GOOGLE UNDER PRESSURE TO ERADICATE CHILD PORNOGRAPHY IN ITS INDEX – Parent Groups and Child Protection organisations are calling on Google to filter out and ban any form of child pornography on the web.
The calls come in direct relation to the murder of Tia Sharp who was murdered by her stepfather Stuart Hazell who this week half way through his trial changed his plea to guilty.
Left: Stuart Hazell | Right: Tia Sharp – Hazell pleaded guilty to murdering Tia and is now serving 38 years imprisonment
As evidence unraveled the authorities discovered disturbing evidence that Stuart Hazell had used his mobile phone to access child pornography via Google search.
According to the evidence at trial Hazell was obsessed by websites containing child pornography which is believed to have fueled his desires until finally acting out his fantasies.
Police uncovered a number of disturbing Google searches including, ‘naked little girlies’, under-age incest’, ‘daddy daughter pictures’ and much more.
Tia’s body was finally discovered in the loft of her grandmother’s home after Hazell had murdered her, wrapped her body in carpeting and then hidden her under piles of junk.
Experts gave testimony that Hazell was a habitual user of the internet in order to satisfy his desires and this led him to progress from petty crime until eventually becoming a child killer.
For more on this story see the Daily Mail articles:
Considering the evidence of this case and many others where children have been raped and murdered it is little wonder why the public and child safety groups like the NSPCC (National Society for the Prevention and Cruelty of Children) are calling upon the likes of Google, and other major search engines, such as Bing and Yahoo, to eradicate any form of child pornography on their indexes.
Others are also calling on Google in make the ‘Safe Search’ the ‘default setting’ on it search system in order reduce the risk of indecent images or websites appearing in the search results.
While this measure is easy enough the idea of eradicating websites and images that contain child pornography is something completely different.
While the search engines could use certain keywords or phrases to block the uploading and searching of indecent materials this could easily be circumnavigated by those adding such content to the web by simply not using the terms listed.
Natisha Hillard (left) Christopher Bour (right) – She sold her infant to an online pedophile – read:
On another issue keywords and phrases could also damage many websites reputations for wrongful targeting of content. For instance this article examines the pressure being put on the major search engines to eradicate child pornography on the web. As you can see the keyword or phrase ‘child pornography’ appears several times and while there is nothing in this article that is in violation of any laws it could well be deemed that way simply through the use of such words and unless a ‘manual’ check is undertaken this page and the entire website could be banned from Google’s index.

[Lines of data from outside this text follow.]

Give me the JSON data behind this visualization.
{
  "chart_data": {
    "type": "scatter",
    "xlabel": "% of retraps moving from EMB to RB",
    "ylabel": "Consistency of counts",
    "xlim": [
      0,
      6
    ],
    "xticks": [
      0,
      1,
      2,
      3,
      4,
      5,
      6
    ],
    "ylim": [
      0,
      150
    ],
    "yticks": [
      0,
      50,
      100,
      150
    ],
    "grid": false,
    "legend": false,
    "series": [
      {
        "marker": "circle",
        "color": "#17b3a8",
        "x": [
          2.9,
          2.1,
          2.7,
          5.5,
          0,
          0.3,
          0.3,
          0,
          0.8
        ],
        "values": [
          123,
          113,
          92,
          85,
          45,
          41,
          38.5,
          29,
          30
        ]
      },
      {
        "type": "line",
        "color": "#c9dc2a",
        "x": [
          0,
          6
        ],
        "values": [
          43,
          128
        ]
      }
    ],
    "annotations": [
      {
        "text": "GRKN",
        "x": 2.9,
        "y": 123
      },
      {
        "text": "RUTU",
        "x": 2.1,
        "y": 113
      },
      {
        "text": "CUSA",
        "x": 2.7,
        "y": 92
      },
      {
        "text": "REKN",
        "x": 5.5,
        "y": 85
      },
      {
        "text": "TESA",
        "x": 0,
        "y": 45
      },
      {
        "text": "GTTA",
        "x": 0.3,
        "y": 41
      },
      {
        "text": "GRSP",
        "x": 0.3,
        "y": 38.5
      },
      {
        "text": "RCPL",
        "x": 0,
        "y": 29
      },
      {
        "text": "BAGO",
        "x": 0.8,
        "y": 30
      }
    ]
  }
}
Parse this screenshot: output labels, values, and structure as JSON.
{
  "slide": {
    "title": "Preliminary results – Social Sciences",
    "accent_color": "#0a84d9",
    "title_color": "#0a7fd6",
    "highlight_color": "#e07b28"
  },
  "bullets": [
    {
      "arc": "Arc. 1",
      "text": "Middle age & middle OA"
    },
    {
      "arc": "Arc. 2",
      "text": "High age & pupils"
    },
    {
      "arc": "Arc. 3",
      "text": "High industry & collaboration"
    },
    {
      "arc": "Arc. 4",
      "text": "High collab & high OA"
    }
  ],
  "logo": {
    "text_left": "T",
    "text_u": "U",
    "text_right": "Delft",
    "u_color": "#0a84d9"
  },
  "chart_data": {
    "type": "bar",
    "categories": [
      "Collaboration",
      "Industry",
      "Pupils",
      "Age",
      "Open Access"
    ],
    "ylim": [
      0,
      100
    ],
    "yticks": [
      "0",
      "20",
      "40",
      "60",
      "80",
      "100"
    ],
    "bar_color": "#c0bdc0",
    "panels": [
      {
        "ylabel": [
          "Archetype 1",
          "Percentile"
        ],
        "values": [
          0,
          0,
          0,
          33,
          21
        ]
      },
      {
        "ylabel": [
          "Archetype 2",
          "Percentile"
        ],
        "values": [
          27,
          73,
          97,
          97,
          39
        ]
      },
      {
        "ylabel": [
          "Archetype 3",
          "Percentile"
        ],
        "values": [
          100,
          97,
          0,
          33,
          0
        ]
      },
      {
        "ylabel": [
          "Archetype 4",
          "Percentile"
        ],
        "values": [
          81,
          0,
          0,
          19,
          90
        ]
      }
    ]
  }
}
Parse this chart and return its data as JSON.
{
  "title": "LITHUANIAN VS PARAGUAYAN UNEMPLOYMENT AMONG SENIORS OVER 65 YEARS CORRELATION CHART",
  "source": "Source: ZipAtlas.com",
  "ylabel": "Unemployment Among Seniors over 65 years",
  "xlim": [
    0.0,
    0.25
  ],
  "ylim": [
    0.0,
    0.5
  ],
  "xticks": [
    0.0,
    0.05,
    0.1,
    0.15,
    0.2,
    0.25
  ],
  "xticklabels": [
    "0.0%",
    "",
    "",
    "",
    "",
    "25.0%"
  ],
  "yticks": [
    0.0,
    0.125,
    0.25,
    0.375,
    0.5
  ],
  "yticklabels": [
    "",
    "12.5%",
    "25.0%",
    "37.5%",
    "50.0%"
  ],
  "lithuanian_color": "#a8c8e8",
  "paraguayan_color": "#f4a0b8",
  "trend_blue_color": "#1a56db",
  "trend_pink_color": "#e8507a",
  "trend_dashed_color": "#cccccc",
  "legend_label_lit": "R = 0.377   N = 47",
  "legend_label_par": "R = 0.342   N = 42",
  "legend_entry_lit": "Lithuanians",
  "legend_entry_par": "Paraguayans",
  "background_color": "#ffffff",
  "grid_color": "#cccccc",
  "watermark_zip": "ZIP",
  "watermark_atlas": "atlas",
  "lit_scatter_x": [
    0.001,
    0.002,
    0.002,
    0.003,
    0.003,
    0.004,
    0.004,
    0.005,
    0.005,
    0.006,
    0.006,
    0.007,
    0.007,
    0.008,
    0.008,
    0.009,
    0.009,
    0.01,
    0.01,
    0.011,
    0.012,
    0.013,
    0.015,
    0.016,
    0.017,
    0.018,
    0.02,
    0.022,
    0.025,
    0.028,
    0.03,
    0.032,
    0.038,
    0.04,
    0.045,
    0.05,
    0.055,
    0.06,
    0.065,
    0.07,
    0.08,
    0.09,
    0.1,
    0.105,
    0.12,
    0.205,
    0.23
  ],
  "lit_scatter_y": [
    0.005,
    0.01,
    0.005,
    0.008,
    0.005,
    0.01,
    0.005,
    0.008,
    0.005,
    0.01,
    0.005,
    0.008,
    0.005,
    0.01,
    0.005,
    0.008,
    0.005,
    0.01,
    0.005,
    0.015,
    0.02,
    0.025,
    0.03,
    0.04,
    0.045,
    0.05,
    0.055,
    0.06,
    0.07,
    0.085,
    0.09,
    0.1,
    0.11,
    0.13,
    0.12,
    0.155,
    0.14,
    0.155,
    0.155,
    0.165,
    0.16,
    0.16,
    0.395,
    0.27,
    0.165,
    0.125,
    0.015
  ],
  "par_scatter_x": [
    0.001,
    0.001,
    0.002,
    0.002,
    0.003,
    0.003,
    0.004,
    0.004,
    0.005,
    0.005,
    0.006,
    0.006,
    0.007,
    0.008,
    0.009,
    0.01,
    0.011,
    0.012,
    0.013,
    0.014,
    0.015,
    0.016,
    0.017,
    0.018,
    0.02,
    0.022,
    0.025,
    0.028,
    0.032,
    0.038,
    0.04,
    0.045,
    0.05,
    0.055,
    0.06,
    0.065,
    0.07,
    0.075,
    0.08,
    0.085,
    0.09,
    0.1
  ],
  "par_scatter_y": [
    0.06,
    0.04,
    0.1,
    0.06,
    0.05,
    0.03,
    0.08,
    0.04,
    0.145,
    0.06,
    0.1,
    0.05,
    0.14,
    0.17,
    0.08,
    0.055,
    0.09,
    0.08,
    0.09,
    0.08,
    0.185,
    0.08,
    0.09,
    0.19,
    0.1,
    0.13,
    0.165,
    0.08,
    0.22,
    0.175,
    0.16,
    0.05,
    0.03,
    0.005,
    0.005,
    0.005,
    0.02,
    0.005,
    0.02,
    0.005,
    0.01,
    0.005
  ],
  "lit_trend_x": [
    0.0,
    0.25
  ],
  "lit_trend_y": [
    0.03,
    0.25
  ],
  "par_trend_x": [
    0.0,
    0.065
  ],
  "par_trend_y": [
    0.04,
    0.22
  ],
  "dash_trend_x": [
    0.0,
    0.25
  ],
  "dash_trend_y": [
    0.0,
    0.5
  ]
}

I am sure we can all agree that child pornography needs to be eradicated from the internet and while we are at it other unsuitable material including terrorists promoting violence or providing instructions to make bombs. No doubt people could make a huge list of all content that should not be on the list but trying to control content, in reality, is extremely difficult and debatable.
Considering there are over 1 trillion web pages on Google’s servers it makes the task of policing the content almost impossible.
Could Google do more? Consider the comment made by Jon Brown of the NSPCC:
“Google needs to do more in terms of blocking searches for child abuse imagery but they also need to be alerting the authorities if someone is blatantly doing these searches.” Jon Brown, NSPCC
There are certainly aspects of Jon’s statement that needs looking at but again as with the imagery it is almost impossible to eradicate due to the volume of images uploaded to the web each and every second of the day. The idea of the authorities being alerted if someone is blatantly undertaking searches of child pornography is also another good idea in theory, however how many people would be targeted wrongly? For instance any reading this article with the keywords and phrases could be targeted. Yes it could be argued that a quick investigation would conclude that the individual had not broken any laws but how many times in a single day would select keywords or phrases be flagged and how many police officers would be required to man such a system?
“We take this issue extremely seriously. When we discover child abuse imagery or are made aware of it, we respond quickly to remove and report it to the appropriate law enforcement authorities.” Google Spokesman
Many feel, and I have to agree with them on many occasions, that we have created an information system (the web) that allows for sick, twisted and depraved fantasies to be played out online and then shared with other like-minded individuals. As a parent I feel that more development is needed in order to completely eradicate child pornography from the web but as a website owner and being in the industry for over 20 years I fully understand the complexities of creating such a system.
As with Google’s statement above they do in fact take any form of abuse seriously and allow people to report any content they find that is illegal. What is needed here is a collective effort so that more illegal content can be detected and removed.
The crime of child abuse and child pornography, like any other crime, requires diligence and better systems of regulation and Google and the other major search engines are continuously working on ways to eradicate illegal material from its servers and I for one, as with many others, hope that new developments in search technology and screening will help prevent child pornography and other illegal material being prevented from being uploaded or downloaded on the web.